Above this are offices, the main tenant being Guardian Newspapers who occupy three floors and have their own entrance. However it is what lies below that is the marvel. The building is sunk deep into the ground with three basements the upper two providing the main public facilities. The atrium opens up into a wide staircase dropping down to two levels of gallery space and a range of cultural facilities. These include three halls, a studio space capable of seating 220 a traditional concert hall with 420 fixed seats and the St Pancras Room, an auditorium for speech, seating 100. There are also three rehearsal spaces, recording and broadcasting facilities, dressing rooms, a teaching room and office space for the London Sinfonietta and the Orchestra of the Age of Enlightenment, plus a range of smaller music organisations. This has all been bequeathed to a charitable music foundation that programmes the space.

All this in a building that opened in 2008, just as the world was consumed by the credit crunch. As we were told on the visit, Peter Millican was either really cleaver or very stupid. Indeed during the visit the academicians spent a long time trying to understand whether Kings Place really had discovered an alternative reality for property development, as some commentators have argued, or whether the scheme is in fact an extraordinary piece of philanthropy.

The story starts in the early 2000 when Peter started looking for a site in London to build his concept of an office development for the future. He set himself a number of goals; to build a strong team of people, to build well, to build generously and to build on a transport hub. The building was to bring together three Cs: Commerce, Culture and Community.  The site on York Way was very off pitch at this time, before the decision to locate the Eurostar Terminal at St. Pancras and prior to the  planning approval of the Kings Cross masterplan. The benefit of this was that the land – a former depot employing 30 people – was cheap, the problems were the prostitutes on the street, the planning authorities reluctance to allow such a large building and everyone’s difficulty in seeing it as an office location. However the scheme proceeded, Dixon Jones was appointed as the architect following a competition and the concept took shape. The key moment was securing Guardian Newspapers as an anchor tenant. They had been looking for an alternative to their cramped premises in nearby Farringdon and were attracted by the concept for the building and the fact that since it was still at the design stage they could design their offices.

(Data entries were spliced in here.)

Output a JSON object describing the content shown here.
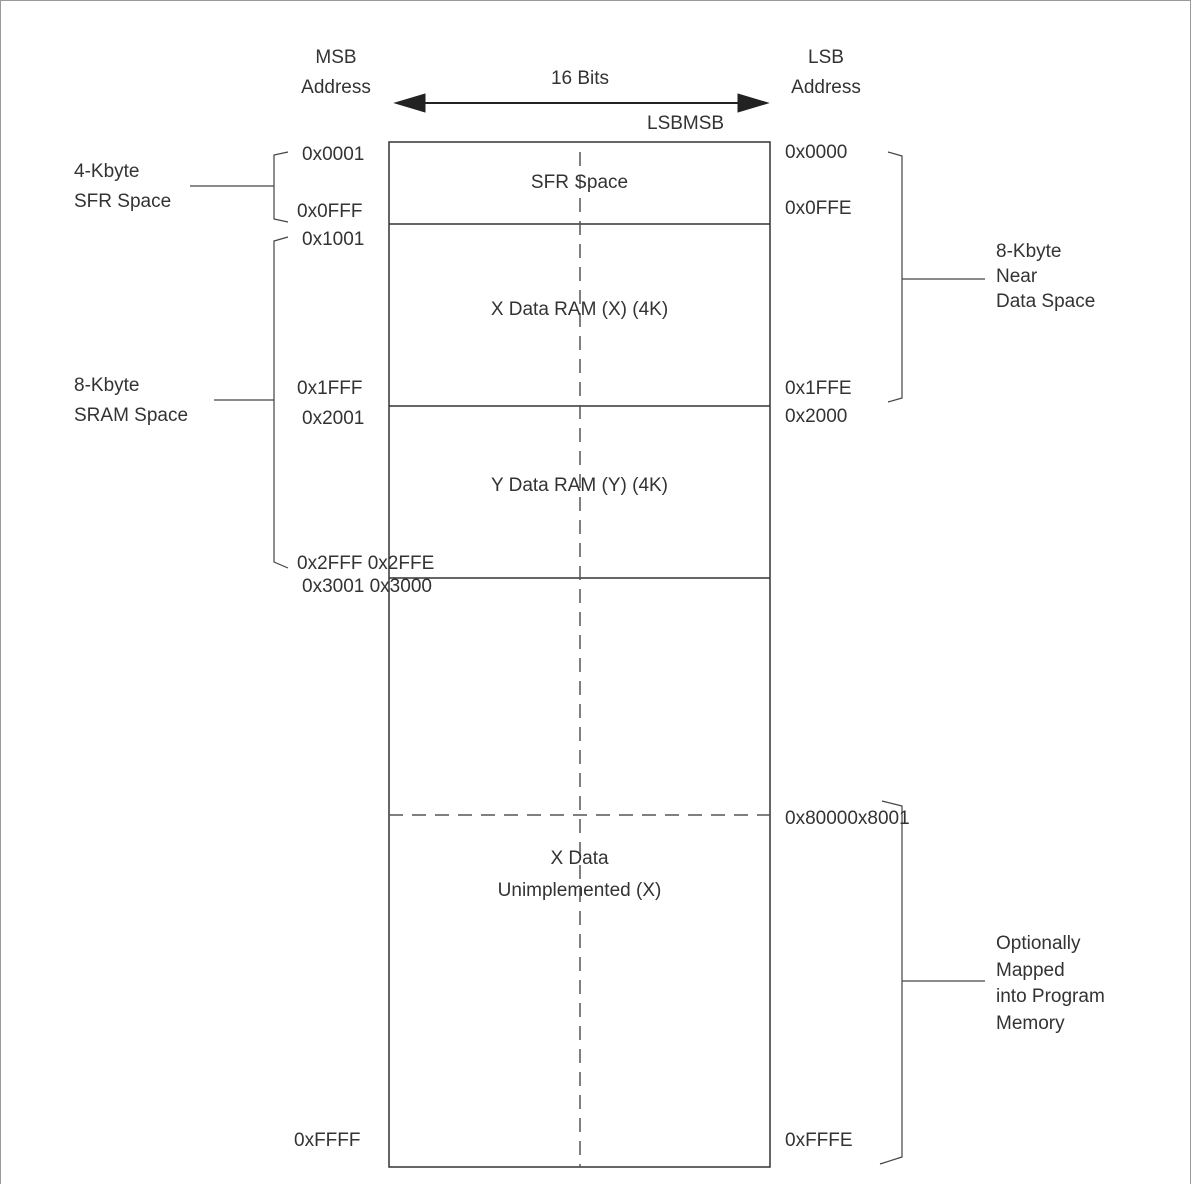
{
  "header": {
    "msb_address": [
      "MSB",
      "Address"
    ],
    "lsb_address": [
      "LSB",
      "Address"
    ],
    "width": "16 Bits",
    "byte_order": "LSBMSB"
  },
  "regions": [
    {
      "name": "SFR Space"
    },
    {
      "name": "X Data RAM (X) (4K)"
    },
    {
      "name": "Y Data RAM (Y) (4K)"
    },
    {
      "name": [
        "X Data",
        "Unimplemented (X)"
      ]
    }
  ],
  "msb_addresses": [
    "0x0001",
    "0x0FFF",
    "0x1001",
    "0x1FFF",
    "0x2001",
    "0x2FFF 0x2FFE",
    "0x3001 0x3000",
    "0xFFFF"
  ],
  "lsb_addresses": [
    "0x0000",
    "0x0FFE",
    "0x1FFE",
    "0x2000",
    "0x80000x8001",
    "0xFFFE"
  ],
  "left_labels": {
    "sfr": [
      "4-Kbyte",
      "SFR Space"
    ],
    "sram": [
      "8-Kbyte",
      "SRAM Space"
    ]
  },
  "right_labels": {
    "near": [
      "8-Kbyte",
      "Near",
      "Data Space"
    ],
    "mapped": [
      "Optionally",
      "Mapped",
      "into Program",
      "Memory"
    ]
  }
}
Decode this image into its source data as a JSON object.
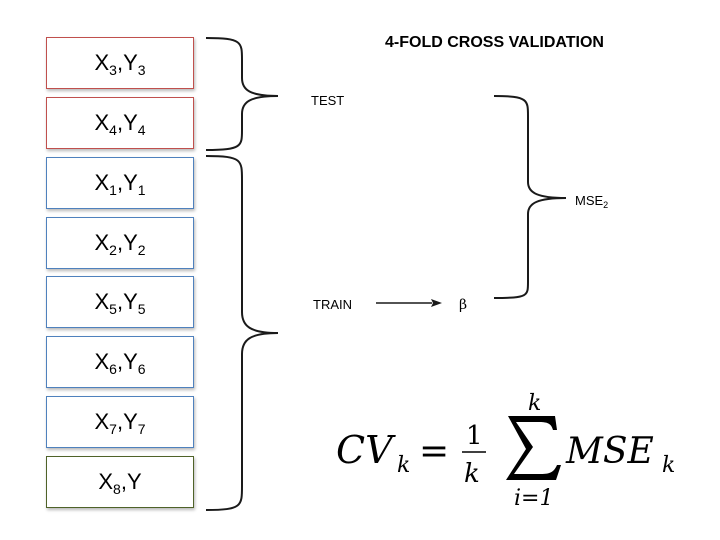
{
  "title": "4-FOLD CROSS VALIDATION",
  "folds": [
    {
      "x": "X",
      "xi": "3",
      "y": "Y",
      "yi": "3",
      "group": "test"
    },
    {
      "x": "X",
      "xi": "4",
      "y": "Y",
      "yi": "4",
      "group": "test"
    },
    {
      "x": "X",
      "xi": "1",
      "y": "Y",
      "yi": "1",
      "group": "train"
    },
    {
      "x": "X",
      "xi": "2",
      "y": "Y",
      "yi": "2",
      "group": "train"
    },
    {
      "x": "X",
      "xi": "5",
      "y": "Y",
      "yi": "5",
      "group": "train"
    },
    {
      "x": "X",
      "xi": "6",
      "y": "Y",
      "yi": "6",
      "group": "train"
    },
    {
      "x": "X",
      "xi": "7",
      "y": "Y",
      "yi": "7",
      "group": "train"
    },
    {
      "x": "X",
      "xi": "8",
      "y": "Y",
      "yi": "",
      "group": "train"
    }
  ],
  "labels": {
    "test": "TEST",
    "train": "TRAIN",
    "beta": "β",
    "mse": "MSE",
    "mse_sub": "2"
  },
  "formula": {
    "cv": "CV",
    "cv_sub": "k",
    "equals": "=",
    "numerator": "1",
    "denominator": "k",
    "sum_top": "k",
    "sum_bottom": "i=1",
    "mse": "MSE",
    "mse_sub": "k"
  },
  "colors": {
    "test_border": "#c0504d",
    "train_border": "#4f81bd",
    "last_border": "#4f6228"
  }
}
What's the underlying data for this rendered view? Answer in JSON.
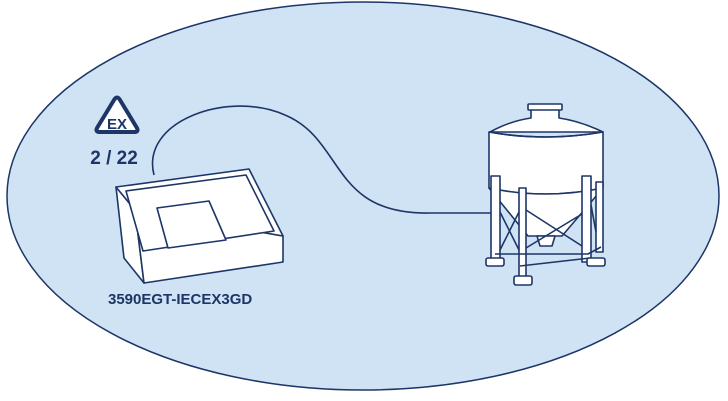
{
  "diagram": {
    "atex_badge": {
      "symbol": "EX",
      "zones": "2 / 22"
    },
    "terminal": {
      "model": "3590EGT-IECEX3GD"
    },
    "colors": {
      "zone_fill": "#cfe3f4",
      "outline": "#1d3567",
      "device_fill": "#ffffff"
    },
    "icons": [
      "atex-warning-triangle-icon",
      "weighing-terminal-icon",
      "cable-icon",
      "silo-tank-icon"
    ]
  }
}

Other prelets followed including Network Rail and Logica with the result that the building was fully let on the day it opened. Other property developers may regard the building as being hopelessly uneconomic, but it is impossible to separate the generosity of its concept from the fact that it has been fully let and profitable since it opened. As Peter Millican points out, they were able to get finance for 80% of the value, something which would be inconceivable today and which would make the model impossible to replicate.

On the visit we came to the conclusion that cities would be much better places if all offices were built this way, but that this was probably unrealistic. We were not however clear whether this made Kings Place less important as a replicable model or more impressive for the achievement of it being built.